Are two concepts metaphor/analogy equivalent to generalization/abstraction. If yes how? Give me some examples

  • Can you clarify what -you- mean by those four words?
    – Mitch
    Aug 28, 2023 at 20:56

1 Answer 1


Excellent question. These are all part of the process and language of categorization and therefore highly relevant to definition.

No, they are not equivalent, but they are similar. There is a common conceptual element to metaphor, analogy, and generalization and abstraction: they are all forms of comparison. It is possible in each to see similarities or structural and functional correspondences. Yet each is different. Metaphors and abstractions are both types of analogies, and generalization is a type of abstraction. That makes analogies the broadest hypernym, and generalization the narrowest hyponym. From WP:

Hyponymy and hypernymy are semantic relations between a term belonging in a set that is defined by another term and the latter. In other words, the relationship of a subtype (hyponym) and the supertype (also called umbrella term, blanket term, or hypernym).

Let's start at the top of the hierarchy and work our way down:

Analogy is a comparison or correspondence between two things (or two groups of things) because of a third element that they are considered to share.

Analogies are the broadest categories, and are applied when comparison shows correspondence. For instance, a bat in flight can be seen as analogous to a bird in flight. Both have wings. Both rely on aerodynamic principles to achieve flight. Both have similar energy efficiency ratings when measuring caloric inputs to achieve a distance. Both animals respire in the same way. But the comparison also leads to differences. Bats and birds rely on different mechanisms to guide their flight, with bats using echolocation. There may be differences in diets. Birds rely on feathers whereas bats have none.

From WP on metaphor:

A metaphor is a figure of speech that, for rhetorical effect, directly refers to one thing by mentioning another. It may provide (or obscure) clarity or identify hidden similarities between two different ideas.

A metaphor is an analogy in which there is a figurative rather than literal comparison. It is a comparison with something real to something abstract. For instance, if we talk about life as a bird in flight, then we might cast time as the motion of the bird in flight, the path the bird takes as choices a person makes, bird seed as the nourishment that meaning in life brings, and so on. To the degree that such a metaphor agrees with our intuition, it is a good metaphor; to the degree we struggle to see the similarity, then it isn't. Picking a good metaphor is certainly an art.

Abstraction per WP:

Abstraction is a conceptual process wherein general rules and concepts are derived from the usage and classification of specific examples, literal (real or concrete) signifiers, first principles, or other methods.

That is, an abstraction is a simplification that relies on relevancy as the guiding principle of simplification.
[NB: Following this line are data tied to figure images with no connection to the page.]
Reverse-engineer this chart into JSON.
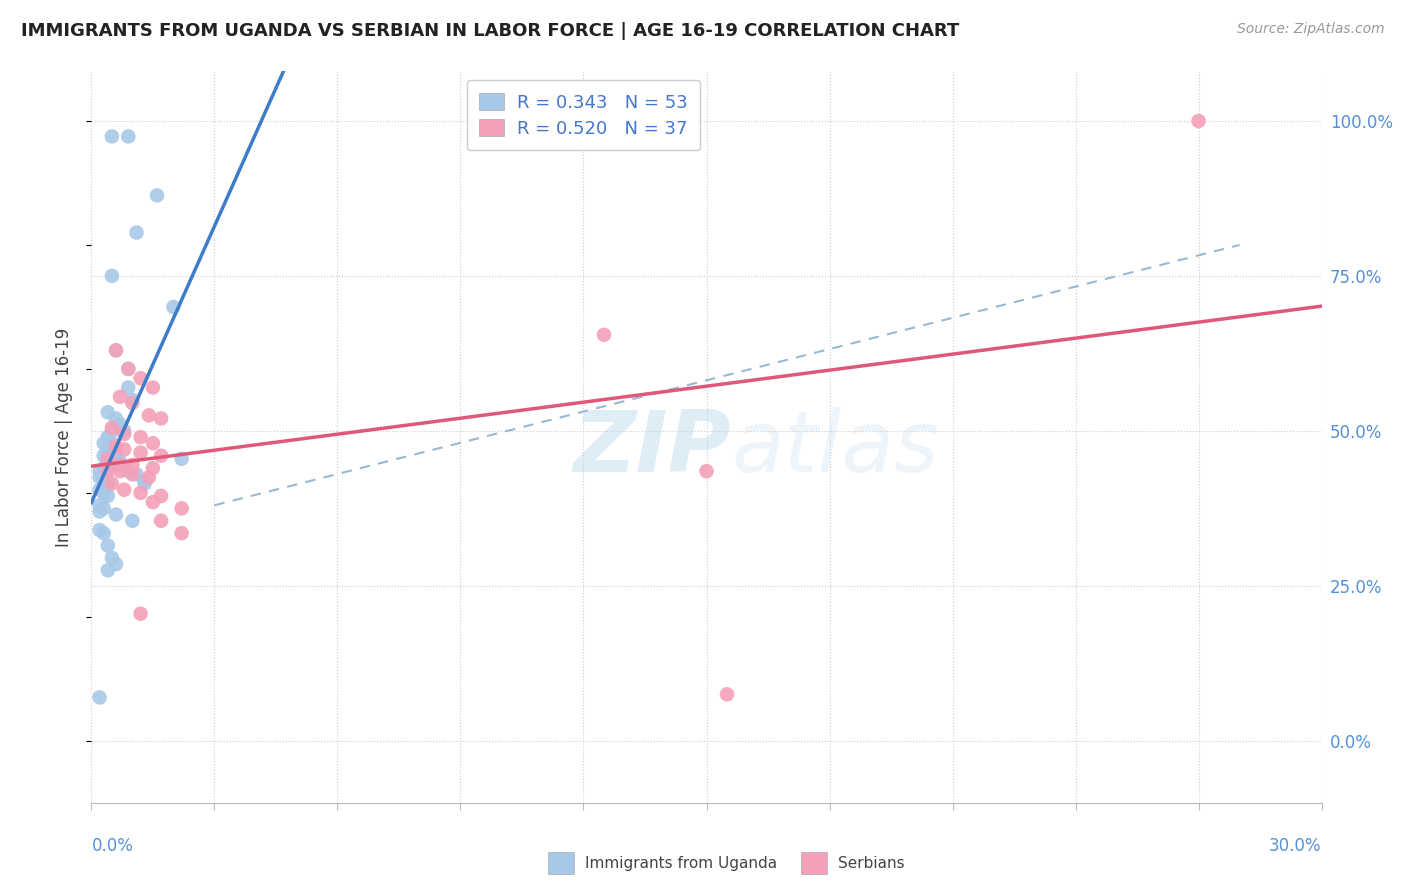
{
  "title": "IMMIGRANTS FROM UGANDA VS SERBIAN IN LABOR FORCE | AGE 16-19 CORRELATION CHART",
  "source": "Source: ZipAtlas.com",
  "ylabel": "In Labor Force | Age 16-19",
  "right_yticks": [
    0.0,
    0.25,
    0.5,
    0.75,
    1.0
  ],
  "right_yticklabels": [
    "0.0%",
    "25.0%",
    "50.0%",
    "75.0%",
    "100.0%"
  ],
  "xlim": [
    0.0,
    0.3
  ],
  "ylim": [
    -0.1,
    1.08
  ],
  "uganda_color": "#a8c8e8",
  "serbia_color": "#f4a0b8",
  "uganda_R": 0.343,
  "uganda_N": 53,
  "serbia_R": 0.52,
  "serbia_N": 37,
  "legend_label_uganda": "Immigrants from Uganda",
  "legend_label_serbia": "Serbians",
  "watermark_zip": "ZIP",
  "watermark_atlas": "atlas",
  "uganda_scatter_x": [
    0.005,
    0.009,
    0.011,
    0.016,
    0.005,
    0.02,
    0.006,
    0.009,
    0.009,
    0.01,
    0.004,
    0.006,
    0.007,
    0.005,
    0.008,
    0.004,
    0.003,
    0.005,
    0.006,
    0.004,
    0.003,
    0.004,
    0.005,
    0.006,
    0.007,
    0.003,
    0.004,
    0.002,
    0.003,
    0.004,
    0.009,
    0.011,
    0.002,
    0.003,
    0.004,
    0.013,
    0.002,
    0.003,
    0.004,
    0.002,
    0.003,
    0.002,
    0.006,
    0.01,
    0.002,
    0.003,
    0.004,
    0.005,
    0.006,
    0.004,
    0.013,
    0.022,
    0.002
  ],
  "uganda_scatter_y": [
    0.975,
    0.975,
    0.82,
    0.88,
    0.75,
    0.7,
    0.63,
    0.6,
    0.57,
    0.55,
    0.53,
    0.52,
    0.51,
    0.5,
    0.5,
    0.49,
    0.48,
    0.48,
    0.47,
    0.47,
    0.46,
    0.46,
    0.46,
    0.455,
    0.45,
    0.44,
    0.44,
    0.435,
    0.435,
    0.435,
    0.435,
    0.43,
    0.425,
    0.42,
    0.415,
    0.415,
    0.405,
    0.4,
    0.395,
    0.38,
    0.375,
    0.37,
    0.365,
    0.355,
    0.34,
    0.335,
    0.315,
    0.295,
    0.285,
    0.275,
    0.42,
    0.455,
    0.07
  ],
  "serbia_scatter_x": [
    0.27,
    0.006,
    0.009,
    0.012,
    0.015,
    0.007,
    0.01,
    0.014,
    0.017,
    0.005,
    0.008,
    0.012,
    0.015,
    0.006,
    0.008,
    0.012,
    0.017,
    0.004,
    0.007,
    0.01,
    0.015,
    0.004,
    0.007,
    0.01,
    0.014,
    0.005,
    0.008,
    0.012,
    0.017,
    0.015,
    0.022,
    0.017,
    0.022,
    0.012,
    0.15,
    0.125,
    0.155
  ],
  "serbia_scatter_y": [
    1.0,
    0.63,
    0.6,
    0.585,
    0.57,
    0.555,
    0.545,
    0.525,
    0.52,
    0.505,
    0.495,
    0.49,
    0.48,
    0.475,
    0.47,
    0.465,
    0.46,
    0.455,
    0.445,
    0.445,
    0.44,
    0.435,
    0.435,
    0.43,
    0.425,
    0.415,
    0.405,
    0.4,
    0.395,
    0.385,
    0.375,
    0.355,
    0.335,
    0.205,
    0.435,
    0.655,
    0.075
  ],
  "uganda_trend_x": [
    0.0,
    0.155
  ],
  "serbia_trend_x": [
    0.0,
    0.3
  ],
  "ref_line_x": [
    0.03,
    0.28
  ],
  "ref_line_y": [
    0.38,
    0.8
  ]
}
When drawing a model of a car, for instance, one may draw the wheels and chassis, one may include the hood and lights, but leave out door handles and the antenna. Thus, abstraction is highly teleological in nature.

Lastly, generalization is a type of abstraction. From WP:

A generalization is a form of abstraction whereby common properties of specific instances are formulated as general concepts or claims. Generalizations posit the existence of a domain or set of elements, as well as one or more common characteristics shared by those elements (thus creating a conceptual model).
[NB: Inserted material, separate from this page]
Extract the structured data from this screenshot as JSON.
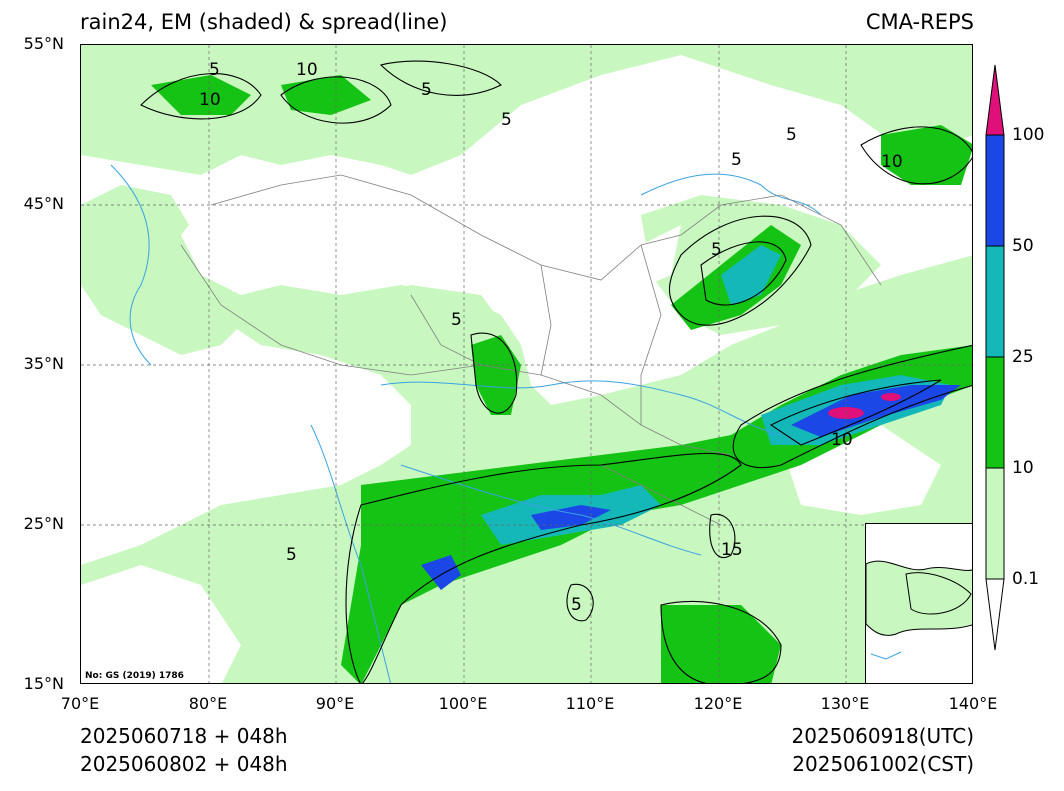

Here, a generalization occurs when a set of instances are abstracted. For instance, as the WP article shows, if one is confronted with a set of trees, one abstracts based, not on the teleological aims so much, but as an expression of the similarities involved in the set of instances. Thus, the process is a little more reflective of the features of the instances involved.

  • Are two concepts metaphor/analogy equivalent to categorization/classification. If yes how? Give me some examples
    – quanity
    Aug 20, 2023 at 18:22
  • any comment on philosophy.stackexchange.com/questions/101955/…
    – quanity
    Aug 22, 2023 at 8:29
  • @quanity I'd say, they're not equivalent.
    – J D
    Aug 22, 2023 at 14:15
  • when u say abstraction is highly teleological in nature are u talking about Kant or Aristotle
    – quanity
    Nov 21, 2023 at 17:37
  • @quanity I'm saying that an abstraction is necessarily goal-oriented. No one builds an abstraction randomly. Abstractions serve a purpose, and that has nothing to do with Kant or Aristotle.